Вон на ближнюю скалу нехотя опускается матерый беркут, все суживая круги широко распластанными крыльями. На последнем вираже степной орел мгновенно сложил крылья, расправил когтистые мохнатые ноги и опустился точно на гребешок скалы,— отличная посадка! Сел, неторопливо повел головой. Стрижи и те притихли в его присутствии... А как пенится, бурлит Урал под замшелыми утесами: по краям воронок — пенные узоры накипи, слепящие чистой белизной. Река вяжет и распускает замысловатую кайму берега, вечно недовольная искусным рукоделием, которому позавидовали бы лучшие мастерицы из пригородных станиц. И в небе — легкая вязь облаков; они то соединяются, образуя воздушные орнаменты, то исчезают от верхового ветерка. Небо в многоточиях — это жаворонки, и за каждым из них тянется бисерная нить песни: весь ярко-голубой простор выткан из этих нитей. Да н земля, нарядная, еще почти весенняя, тоже поет негромко, задушевно, стоит лишь прислушаться к бесчисленному хору ее шмелей, кузнечиков, диких пчел.

Огибая пламенеющую поздним цветом овальную кулигу старого шиповника, Максим, увлеченный своим открытием мира, тихо, словно крадучись, вплотную подошел к беспечным (до чего ж беспечным!) молодым людям. Его не увидели, не услышали, скорее всего почувствовали: парень, обнимавший девушку, вдруг приподнялся, и Максим, поспешно отступая за шиповник, узнал племянника.

— Это мы, дядя,— странно незнакомым голосом сказал Геннадий.
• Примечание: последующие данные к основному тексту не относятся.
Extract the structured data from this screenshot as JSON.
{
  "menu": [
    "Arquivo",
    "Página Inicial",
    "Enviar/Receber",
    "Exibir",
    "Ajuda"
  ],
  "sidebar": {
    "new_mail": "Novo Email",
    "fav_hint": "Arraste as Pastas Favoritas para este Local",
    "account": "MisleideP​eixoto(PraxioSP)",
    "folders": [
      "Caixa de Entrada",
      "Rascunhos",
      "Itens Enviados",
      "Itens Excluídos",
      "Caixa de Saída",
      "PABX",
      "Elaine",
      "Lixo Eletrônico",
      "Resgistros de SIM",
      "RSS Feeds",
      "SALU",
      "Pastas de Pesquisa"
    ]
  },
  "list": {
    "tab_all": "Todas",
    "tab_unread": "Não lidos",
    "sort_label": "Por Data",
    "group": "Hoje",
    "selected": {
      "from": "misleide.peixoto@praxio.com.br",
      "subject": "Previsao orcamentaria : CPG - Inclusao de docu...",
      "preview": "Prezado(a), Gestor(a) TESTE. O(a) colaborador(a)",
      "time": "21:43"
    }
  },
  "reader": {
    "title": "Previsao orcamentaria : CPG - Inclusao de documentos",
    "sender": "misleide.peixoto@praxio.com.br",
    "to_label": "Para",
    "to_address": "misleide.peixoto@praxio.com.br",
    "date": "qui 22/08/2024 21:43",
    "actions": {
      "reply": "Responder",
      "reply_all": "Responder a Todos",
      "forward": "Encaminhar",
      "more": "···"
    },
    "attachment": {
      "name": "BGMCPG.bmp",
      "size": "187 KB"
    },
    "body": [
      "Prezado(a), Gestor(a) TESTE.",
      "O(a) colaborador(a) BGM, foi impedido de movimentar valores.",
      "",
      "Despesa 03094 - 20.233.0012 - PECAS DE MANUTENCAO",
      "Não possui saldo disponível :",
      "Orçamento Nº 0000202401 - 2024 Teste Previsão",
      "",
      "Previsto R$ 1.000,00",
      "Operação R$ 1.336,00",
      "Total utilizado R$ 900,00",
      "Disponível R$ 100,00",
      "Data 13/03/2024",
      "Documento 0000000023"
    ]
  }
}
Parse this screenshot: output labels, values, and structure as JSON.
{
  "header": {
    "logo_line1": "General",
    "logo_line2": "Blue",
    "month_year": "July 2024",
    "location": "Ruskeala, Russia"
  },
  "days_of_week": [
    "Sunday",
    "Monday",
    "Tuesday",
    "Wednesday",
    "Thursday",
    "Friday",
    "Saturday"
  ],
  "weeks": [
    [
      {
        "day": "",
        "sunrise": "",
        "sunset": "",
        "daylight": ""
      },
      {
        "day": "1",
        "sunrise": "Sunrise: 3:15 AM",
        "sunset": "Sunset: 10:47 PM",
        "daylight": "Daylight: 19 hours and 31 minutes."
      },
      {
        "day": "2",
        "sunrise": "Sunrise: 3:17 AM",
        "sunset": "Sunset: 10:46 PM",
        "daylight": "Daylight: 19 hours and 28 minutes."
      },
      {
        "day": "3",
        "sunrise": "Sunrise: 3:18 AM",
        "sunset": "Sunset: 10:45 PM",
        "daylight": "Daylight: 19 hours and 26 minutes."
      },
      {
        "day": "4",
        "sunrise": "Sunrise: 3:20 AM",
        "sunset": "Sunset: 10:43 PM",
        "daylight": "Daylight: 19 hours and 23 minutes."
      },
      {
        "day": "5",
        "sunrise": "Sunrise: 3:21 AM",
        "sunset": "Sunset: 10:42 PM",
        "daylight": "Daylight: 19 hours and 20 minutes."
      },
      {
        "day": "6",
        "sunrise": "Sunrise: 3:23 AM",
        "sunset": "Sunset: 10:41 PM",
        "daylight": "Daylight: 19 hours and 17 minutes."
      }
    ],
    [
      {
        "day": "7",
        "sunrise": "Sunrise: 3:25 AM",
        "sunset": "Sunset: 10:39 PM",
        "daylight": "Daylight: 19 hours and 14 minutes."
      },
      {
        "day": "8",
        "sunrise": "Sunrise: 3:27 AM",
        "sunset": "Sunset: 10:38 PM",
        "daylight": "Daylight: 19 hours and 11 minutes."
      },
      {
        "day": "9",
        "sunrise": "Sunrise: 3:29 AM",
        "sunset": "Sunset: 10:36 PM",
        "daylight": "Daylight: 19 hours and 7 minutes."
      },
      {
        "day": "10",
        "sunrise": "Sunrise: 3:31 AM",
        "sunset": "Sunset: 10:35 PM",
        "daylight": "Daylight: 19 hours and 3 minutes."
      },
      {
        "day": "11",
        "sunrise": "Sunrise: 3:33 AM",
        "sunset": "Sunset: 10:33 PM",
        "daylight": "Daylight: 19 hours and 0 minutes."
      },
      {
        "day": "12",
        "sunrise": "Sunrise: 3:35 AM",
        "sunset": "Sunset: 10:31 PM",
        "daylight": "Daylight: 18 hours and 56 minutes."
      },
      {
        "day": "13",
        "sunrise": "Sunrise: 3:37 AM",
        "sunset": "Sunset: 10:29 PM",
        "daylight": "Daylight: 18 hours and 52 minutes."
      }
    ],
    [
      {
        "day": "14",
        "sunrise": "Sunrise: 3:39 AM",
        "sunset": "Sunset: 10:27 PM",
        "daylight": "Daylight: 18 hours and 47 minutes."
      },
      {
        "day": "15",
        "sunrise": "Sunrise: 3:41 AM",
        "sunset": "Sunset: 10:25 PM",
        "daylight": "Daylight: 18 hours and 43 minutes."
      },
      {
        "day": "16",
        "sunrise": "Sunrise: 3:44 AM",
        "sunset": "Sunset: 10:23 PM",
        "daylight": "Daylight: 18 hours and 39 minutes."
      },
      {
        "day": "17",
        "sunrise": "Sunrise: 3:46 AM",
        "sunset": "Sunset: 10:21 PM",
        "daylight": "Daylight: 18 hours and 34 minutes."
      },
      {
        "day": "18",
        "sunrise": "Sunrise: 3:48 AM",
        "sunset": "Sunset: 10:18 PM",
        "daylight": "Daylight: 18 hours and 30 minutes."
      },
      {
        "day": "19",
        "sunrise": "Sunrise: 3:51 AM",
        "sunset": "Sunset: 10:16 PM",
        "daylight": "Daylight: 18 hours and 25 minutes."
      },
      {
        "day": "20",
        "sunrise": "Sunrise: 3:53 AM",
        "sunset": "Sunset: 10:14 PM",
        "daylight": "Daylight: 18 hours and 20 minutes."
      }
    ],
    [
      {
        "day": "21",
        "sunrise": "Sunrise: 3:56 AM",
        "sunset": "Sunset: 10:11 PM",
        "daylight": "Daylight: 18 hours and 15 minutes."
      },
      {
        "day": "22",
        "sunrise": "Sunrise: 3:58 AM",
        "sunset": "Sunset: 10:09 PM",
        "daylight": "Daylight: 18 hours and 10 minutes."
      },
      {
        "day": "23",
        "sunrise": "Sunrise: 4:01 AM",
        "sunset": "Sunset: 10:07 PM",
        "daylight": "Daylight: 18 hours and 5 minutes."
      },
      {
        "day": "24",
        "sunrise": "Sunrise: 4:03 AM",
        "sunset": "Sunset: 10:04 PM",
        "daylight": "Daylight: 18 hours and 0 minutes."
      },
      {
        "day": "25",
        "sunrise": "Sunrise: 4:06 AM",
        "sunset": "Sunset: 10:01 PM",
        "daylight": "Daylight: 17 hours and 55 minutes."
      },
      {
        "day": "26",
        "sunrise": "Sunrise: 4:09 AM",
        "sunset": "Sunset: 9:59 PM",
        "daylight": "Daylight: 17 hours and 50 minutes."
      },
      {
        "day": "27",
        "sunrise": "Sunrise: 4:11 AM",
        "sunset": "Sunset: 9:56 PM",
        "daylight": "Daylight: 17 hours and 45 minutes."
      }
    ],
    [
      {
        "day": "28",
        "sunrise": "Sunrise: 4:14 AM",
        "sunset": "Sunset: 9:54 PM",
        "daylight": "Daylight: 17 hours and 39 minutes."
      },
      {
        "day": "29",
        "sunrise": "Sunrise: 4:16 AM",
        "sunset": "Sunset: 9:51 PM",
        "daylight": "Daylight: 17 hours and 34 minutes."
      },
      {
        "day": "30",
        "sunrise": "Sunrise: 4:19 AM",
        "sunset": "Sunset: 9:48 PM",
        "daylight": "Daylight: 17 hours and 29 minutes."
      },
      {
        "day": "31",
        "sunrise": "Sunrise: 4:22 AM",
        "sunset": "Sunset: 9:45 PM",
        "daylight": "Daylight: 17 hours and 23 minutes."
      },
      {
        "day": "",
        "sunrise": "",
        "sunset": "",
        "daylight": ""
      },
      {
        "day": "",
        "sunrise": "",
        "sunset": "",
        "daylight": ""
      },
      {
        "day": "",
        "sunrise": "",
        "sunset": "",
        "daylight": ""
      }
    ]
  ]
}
— Вижу,— сказал Максим, подумав: «Что за черт, всем-то я мешаю целый день».

— К нашему шалашу—милости прошу!..

Инесса, гордая Инесса не находила себе места на этой укромной полянке среди чащо1бы великолепного шиповника. Ее темное, «полевое», платьице было, кажется, и выглажено-то наспех: складки лежали не там, где бы им полагалось, а эта косая, небрежная складка слева совсем была ни к чему. Она одергивала платье, украдкой посматривая на Максима, но он, заинтересовавшись фотоаппаратом племяша, снисходительно дал ей возможность привести себя в порядок.